The Monash-led research introduces a mechanochemical approach, in which graphene is functionalized using amino-acid-derived nitrogen doping without the use of solvents. The process relies on mechanical energy to drive chemical reactions, enabling graphene sheets to be modified efficiently while preserving their conductive properties.

A key outcome of the method is the production of nitrogen-doped graphene that can be readily dispersed into polymer matrices. This significantly improves its compatibility with advanced composite materials, including vitrimer composites, which are valued for their recyclability and self-healing properties. Unlike traditional graphene processing routes, the new method avoids aggregation and maintains uniform dispersion, which is critical for achieving consistent electrical and mechanical performance.

The study demonstrates that the solvent-free process delivers high yields, reduced environmental impact, and enhanced material performance compared to conventional approaches. The resulting graphene exhibits strong electrical conductivity while supporting scalable manufacturing, making it attractive for applications in electronics, energy storage, conductive coatings, and sustainable composites.

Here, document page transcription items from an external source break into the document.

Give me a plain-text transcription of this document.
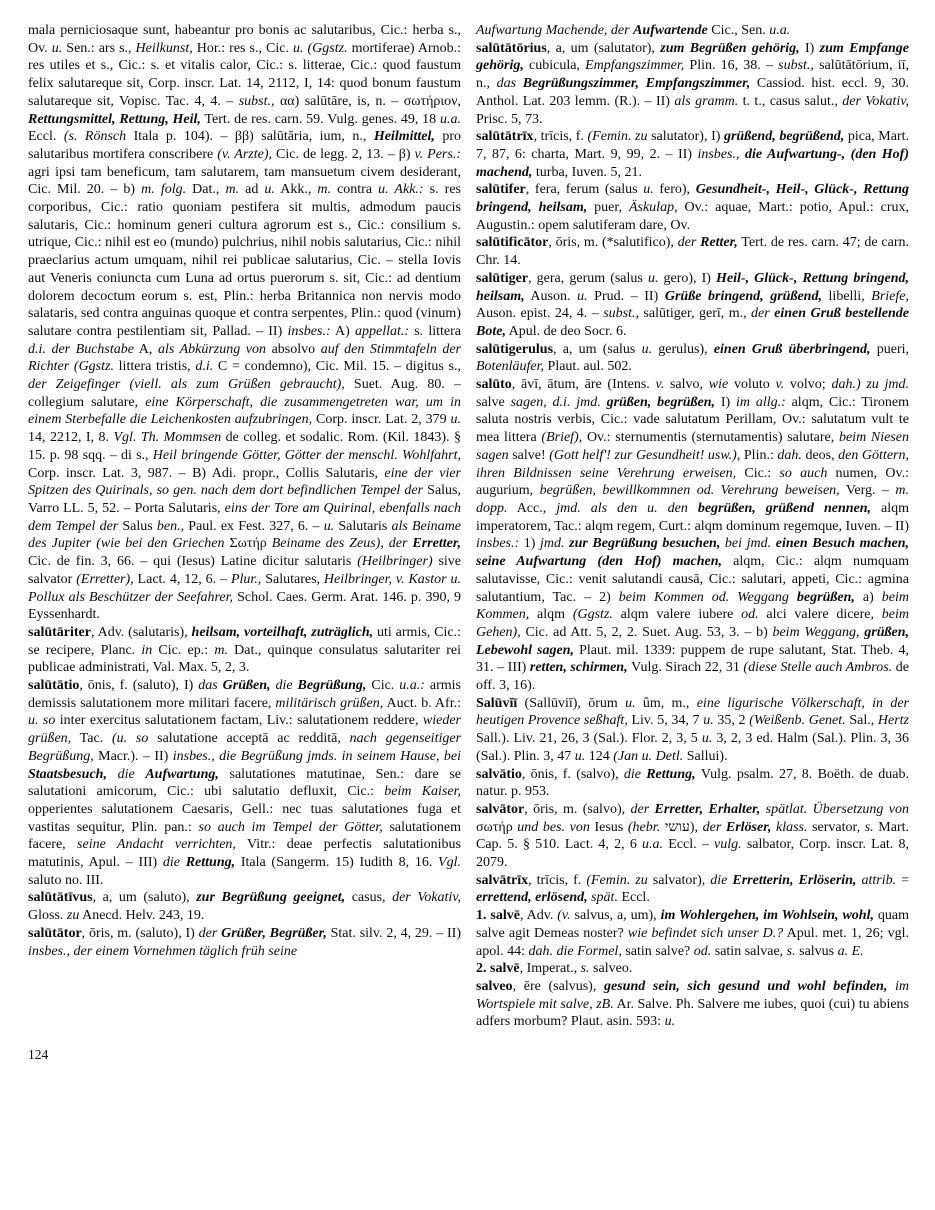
mala perniciosaque sunt, habeantur pro bonis ac salutaribus, Cic.: herba s., Ov. u. Sen.: ars s., Heilkunst, Hor.: res s., Cic. u. (Ggstz. mortiferae) Arnob.: res utiles et s., Cic.: s. et vitalis calor, Cic.: s. litterae, Cic.: quod faustum felix salutareque sit, Corp. inscr. Lat. 14, 2112, I, 14: quod bonum faustum salutareque sit, Vopisc. Tac. 4, 4. – subst., αα) salūtāre, is, n. – σωτήριον, Rettungsmittel, Rettung, Heil, Tert. de res. carn. 59. Vulg. genes. 49, 18 u.a. Eccl. (s. Rönsch Itala p. 104). – ββ) salūtāria, ium, n., Heilmittel, pro salutaribus mortifera conscribere (v. Arzte), Cic. de legg. 2, 13. – β) v. Pers.: agri ipsi tam beneficum, tam salutarem, tam mansuetum civem desiderant, Cic. Mil. 20. – b) m. folg. Dat., m. ad u. Akk., m. contra u. Akk.: s. res corporibus, Cic.: ratio quoniam pestifera sit multis, admodum paucis salutaris, Cic.: hominum generi cultura agrorum est s., Cic.: consilium s. utrique, Cic.: nihil est eo (mundo) pulchrius, nihil nobis salutarius, Cic.: nihil praeclarius actum umquam, nihil rei publicae salutarius, Cic. – stella Iovis aut Veneris coniuncta cum Luna ad ortus puerorum s. sit, Cic.: ad dentium dolorem decoctum eorum s. est, Plin.: herba Britannica non nervis modo salataris, sed contra anguinas quoque et contra serpentes, Plin.: quod (vinum) salutare contra pestilentiam sit, Pallad. – II) insbes.: A) appellat.: s. littera d.i. der Buchstabe A, als Abkürzung von absolvo auf den Stimmtafeln der Richter (Ggstz. littera tristis, d.i. C = condemno), Cic. Mil. 15. – digitus s., der Zeigefinger (viell. als zum Grüßen gebraucht), Suet. Aug. 80. – collegium salutare, eine Körperschaft, die zusammengetreten war, um in einem Sterbefalle die Leichenkosten aufzubringen, Corp. inscr. Lat. 2, 379 u. 14, 2212, I, 8. Vgl. Th. Mommsen de colleg. et sodalic. Rom. (Kil. 1843). § 15. p. 98 sqq. – di s., Heil bringende Götter, Götter der menschl. Wohlfahrt, Corp. inscr. Lat. 3, 987. – B) Adi. propr., Collis Salutaris, eine der vier Spitzen des Quirinals, so gen. nach dem dort befindlichen Tempel der Salus, Varro LL. 5, 52. – Porta Salutaris, eins der Tore am Quirinal, ebenfalls nach dem Tempel der Salus ben., Paul. ex Fest. 327, 6. – u. Salutaris als Beiname des Jupiter (wie bei den Griechen Σωτήρ Beiname des Zeus), der Erretter, Cic. de fin. 3, 66. – qui (Iesus) Latine dicitur salutaris (Heilbringer) sive salvator (Erretter), Lact. 4, 12, 6. – Plur., Salutares, Heilbringer, v. Kastor u. Pollux als Beschützer der Seefahrer, Schol. Caes. Germ. Arat. 146. p. 390, 9 Eyssenhardt.

salūtāriter, Adv. (salutaris), heilsam, vorteilhaft, zuträglich, uti armis, Cic.: se recipere, Planc. in Cic. ep.: m. Dat., quinque consulatus salutariter rei publicae administrati, Val. Max. 5, 2, 3.

salūtātio, ōnis, f. (saluto), I) das Grüßen, die Begrüßung, Cic. u.a.: armis demissis salutationem more militari facere, militärisch grüßen, Auct. b. Afr.: u. so inter exercitus salutationem factam, Liv.: salutationem reddere, wieder grüßen, Tac. (u. so salutatione acceptā ac redditā, nach gegenseitiger Begrüßung, Macr.). – II) insbes., die Begrüßung jmds. in seinem Hause, bei Staatsbesuch, die Aufwartung, salutationes matutinae, Sen.: dare se salutationi amicorum, Cic.: ubi salutatio defluxit, Cic.: beim Kaiser, opperientes salutationem Caesaris, Gell.: nec tuas salutationes fuga et vastitas sequitur, Plin. pan.: so auch im Tempel der Götter, salutationem facere, seine Andacht verrichten, Vitr.: deae perfectis salutationibus matutinis, Apul. – III) die Rettung, Itala (Sangerm. 15) Iudith 8, 16. Vgl. saluto no. III.

salūtātīvus, a, um (saluto), zur Begrüßung geeignet, casus, der Vokativ, Gloss. zu Anecd. Helv. 243, 19.

salūtātor, ōris, m. (saluto), I) der Grüßer, Begrüßer, Stat. silv. 2, 4, 29. – II) insbes., der einem Vornehmen täglich früh seine

Aufwartung Machende, der Aufwartende Cic., Sen. u.a.

salūtātōrius, a, um (salutator), zum Begrüßen gehörig, I) zum Empfange gehörig, cubicula, Empfangszimmer, Plin. 16, 38. – subst., salūtātōrium, iī, n., das Begrüßungszimmer, Empfangszimmer, Cassiod. hist. eccl. 9, 30. Anthol. Lat. 203 lemm. (R.). – II) als gramm. t. t., casus salut., der Vokativ, Prisc. 5, 73.

salūtātrīx, trīcis, f. (Femin. zu salutator), I) grüßend, begrüßend, pica, Mart. 7, 87, 6: charta, Mart. 9, 99, 2. – II) insbes., die Aufwartung-, (den Hof) machend, turba, Iuven. 5, 21.

salūtifer, fera, ferum (salus u. fero), Gesundheit-, Heil-, Glück-, Rettung bringend, heilsam, puer, Äskulap, Ov.: aquae, Mart.: potio, Apul.: crux, Augustin.: opem salutiferam dare, Ov.

salūtificātor, ōris, m. (*salutifico), der Retter, Tert. de res. carn. 47; de carn. Chr. 14.

salūtiger, gera, gerum (salus u. gero), I) Heil-, Glück-, Rettung bringend, heilsam, Auson. u. Prud. – II) Grüße bringend, grüßend, libelli, Briefe, Auson. epist. 24, 4. – subst., salūtiger, gerī, m., der einen Gruß bestellende Bote, Apul. de deo Socr. 6.

salūtigerulus, a, um (salus u. gerulus), einen Gruß überbringend, pueri, Botenläufer, Plaut. aul. 502.

salūto, āvī, ātum, āre (Intens. v. salvo, wie voluto v. volvo; dah.) zu jmd. salve sagen, d.i. jmd. grüßen, begrüßen, I) im allg.: alqm, Cic.: Tironem saluta nostris verbis, Cic.: vade salutatum Perillam, Ov.: salutatum vult te mea littera (Brief), Ov.: sternumentis (sternutamentis) salutare, beim Niesen sagen salve! (Gott helf'! zur Gesundheit! usw.), Plin.: dah. deos, den Göttern, ihren Bildnissen seine Verehrung erweisen, Cic.: so auch numen, Ov.: augurium, begrüßen, bewillkommnen od. Verehrung beweisen, Verg. – m. dopp. Acc., jmd. als den u. den begrüßen, grüßend nennen, alqm imperatorem, Tac.: alqm regem, Curt.: alqm dominum regemque, Iuven. – II) insbes.: 1) jmd. zur Begrüßung besuchen, bei jmd. einen Besuch machen, seine Aufwartung (den Hof) machen, alqm, Cic.: alqm numquam salutavisse, Cic.: venit salutandi causā, Cic.: salutari, appeti, Cic.: agmina salutantium, Tac. – 2) beim Kommen od. Weggang begrüßen, a) beim Kommen, alqm (Ggstz. alqm valere iubere od. alci valere dicere, beim Gehen), Cic. ad Att. 5, 2, 2. Suet. Aug. 53, 3. – b) beim Weggang, grüßen, Lebewohl sagen, Plaut. mil. 1339: puppem de rupe salutant, Stat. Theb. 4, 31. – III) retten, schirmen, Vulg. Sirach 22, 31 (diese Stelle auch Ambros. de off. 3, 16).

Salūvĭī (Sallūviī), ōrum u. ûm, m., eine ligurische Völkerschaft, in der heutigen Provence seßhaft, Liv. 5, 34, 7 u. 35, 2 (Weißenb. Genet. Sal., Hertz Sall.). Liv. 21, 26, 3 (Sal.). Flor. 2, 3, 5 u. 3, 2, 3 ed. Halm (Sal.). Plin. 3, 36 (Sal.). Plin. 3, 47 u. 124 (Jan u. Detl. Sallui).

salvātio, ōnis, f. (salvo), die Rettung, Vulg. psalm. 27, 8. Boëth. de duab. natur. p. 953.

salvātor, ōris, m. (salvo), der Erretter, Erhalter, spätlat. Übersetzung von σωτήρ und bes. von Iesus (hebr. עושי), der Erlöser, klass. servator, s. Mart. Cap. 5. § 510. Lact. 4, 2, 6 u.a. Eccl. – vulg. salbator, Corp. inscr. Lat. 8, 2079.

salvātrīx, trīcis, f. (Femin. zu salvator), die Erretterin, Erlöserin, attrib. = errettend, erlösend, spät. Eccl.

1. salvē, Adv. (v. salvus, a, um), im Wohlergehen, im Wohlsein, wohl, quam salve agit Demeas noster? wie befindet sich unser D.? Apul. met. 1, 26; vgl. apol. 44: dah. die Formel, satin salve? od. satin salvae, s. salvus a. E.

2. salvē, Imperat., s. salveo.

salveo, ēre (salvus), gesund sein, sich gesund und wohl befinden, im Wortspiele mit salve, zB. Ar. Salve. Ph. Salvere me iubes, quoi (cui) tu abiens adfers morbum? Plaut. asin. 593: u.

124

According to the researchers, this work highlights how green chemistry principles and mechanochemical techniques can play a central role in next-generation materials engineering. By eliminating solvents and reducing processing complexity, the approach supports both industrial scalability and environmental responsibility.

The findings underscore the growing potential of sustainable materials innovation to accelerate the adoption of graphene-based technologies across multiple sectors, while aligning advanced manufacturing with climate and sustainability goals.